Kaehler manifolds with constant sectional curvature

Question

I am reading "Structure on Manifolds" by Yano and Kon, and I don't understand the last step in the proof of this proposition that Kähler manifolds with constant sectional curvature is flat - Yano, Proposition 4.3? How they get this $(2n-1)cX=cX$? Is that Ricci tensor of both sides?

Answer 1

I think the computation we should take a contraction on both sides. On the left hand side this will give the Ricci curvature, while on the other many terms will vanish.

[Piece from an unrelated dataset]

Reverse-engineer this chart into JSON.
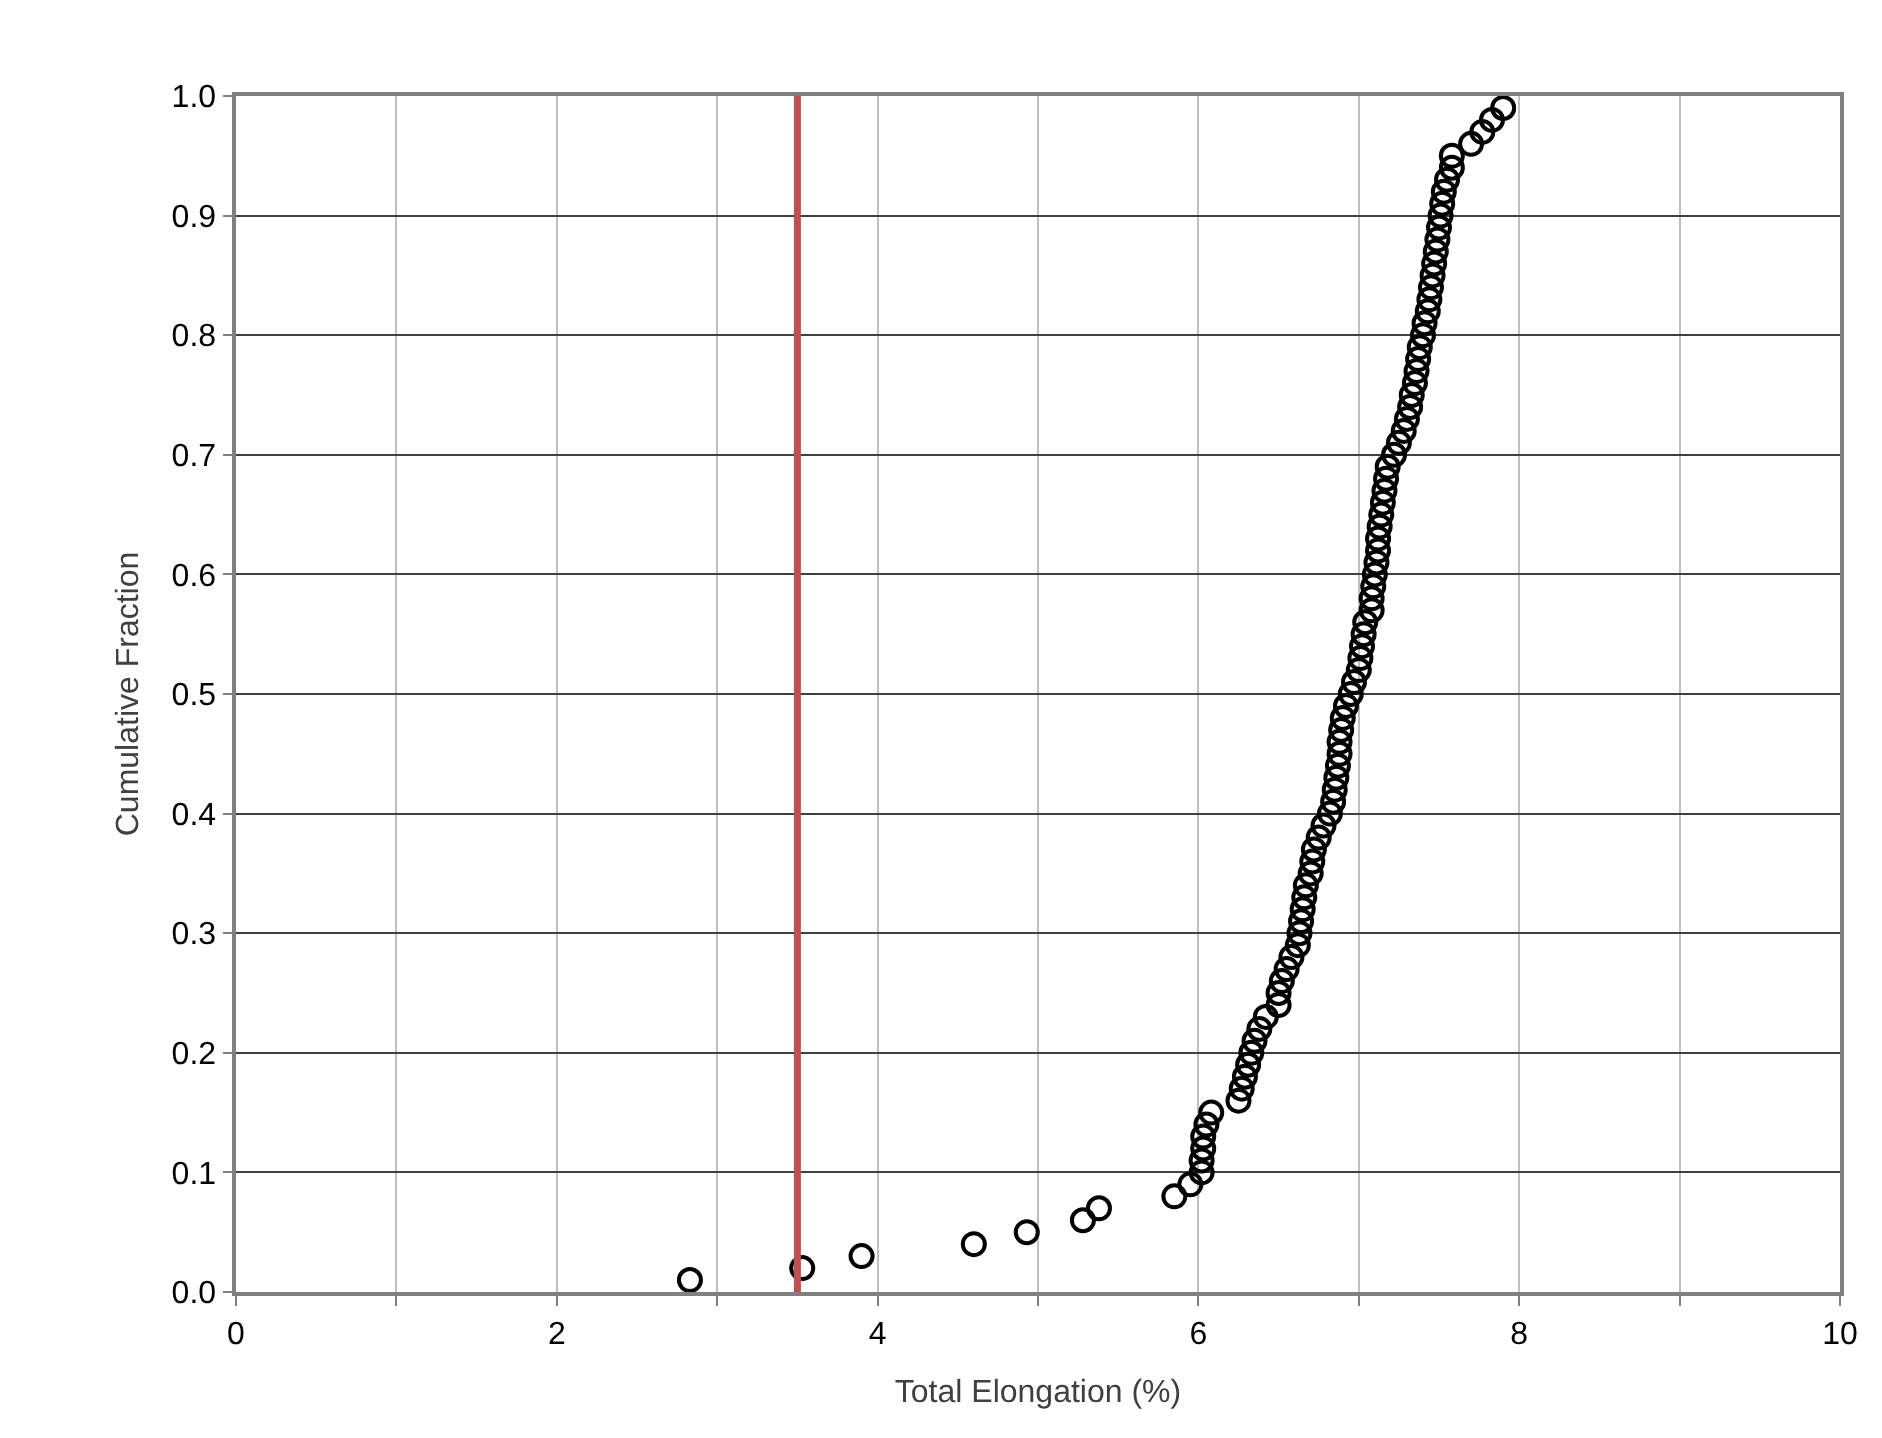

More precisely: fix a point $p\in M$ and an orthonormal basis $\{e_i\}$ for $T_pM$ with respect to the Kähler metric $g$ (that will be written with angled brackets). Using that the sectional curvature is constant equal to $c$ we find \begin{equation} \begin{split} Ric(X,Y)=&\sum_{a=1}^{2n}\left\langle e_i, R(e_i,X)Y\right\rangle=c\sum_a\left(\left\langle X,Y\right\rangle\left\langle e_i,e_i\right\rangle-\left\langle e_i,Y\right\rangle\left\langle e_i,X\right\rangle\right)=\\ =&c(2n-1)\left\langle X,Y\right\rangle. \end{split} \end{equation} In particular, $Ric(X,X)=c(2n-1)\lVert X\rVert^2$, for any tangent vector $X\in T_pM$. On the other hand, in Proposition $4.1$ shows that \begin{equation}\label{eqa} \tag{$\star$} R(X,Y)Y=R(JX,JY)Y. \end{equation} We can plug this in the definition of the Ricci curvature to obtain \begin{equation} \begin{split} c(2n-1)\lVert X\rVert^2=&Ric(X,X)=\sum_a\left\langle e_i, R(e_i,X)X\right\rangle=\\ \mbox{ (using \eqref{eqa}) }=&\sum_a\left\langle e_i, R(Je_i,JX)X\right\rangle=\\ \mbox{ (const. curv. condition) }=&c\sum_a\left\langle e_i,\left\langle JX,X\right\rangle Je_i\right\rangle-c\sum_a\left\langle e_i,\left\langle Je_i,X\right\rangle JX\right\rangle=\\ =&c\left\langle JX,X\right\rangle\sum_a\left\langle e_i,Je_i\right\rangle+c\sum_a\left\langle e_i,JX\right\rangle\left\langle e_i,JX\right\rangle. \end{split} \end{equation} The first term vanishes, as $\left\langle JX, X\right\rangle=\omega(X,X)$. Alternatively, notice that the sum in the first term is just the trace of the complex structure $J$. The second sum instead is $c\lVert JX\rVert^2=c\lVert X\rVert^2$, so that for every vector $X$ we get $c(2n-1)\lVert X\rVert^2=c \lVert X\rVert^2$.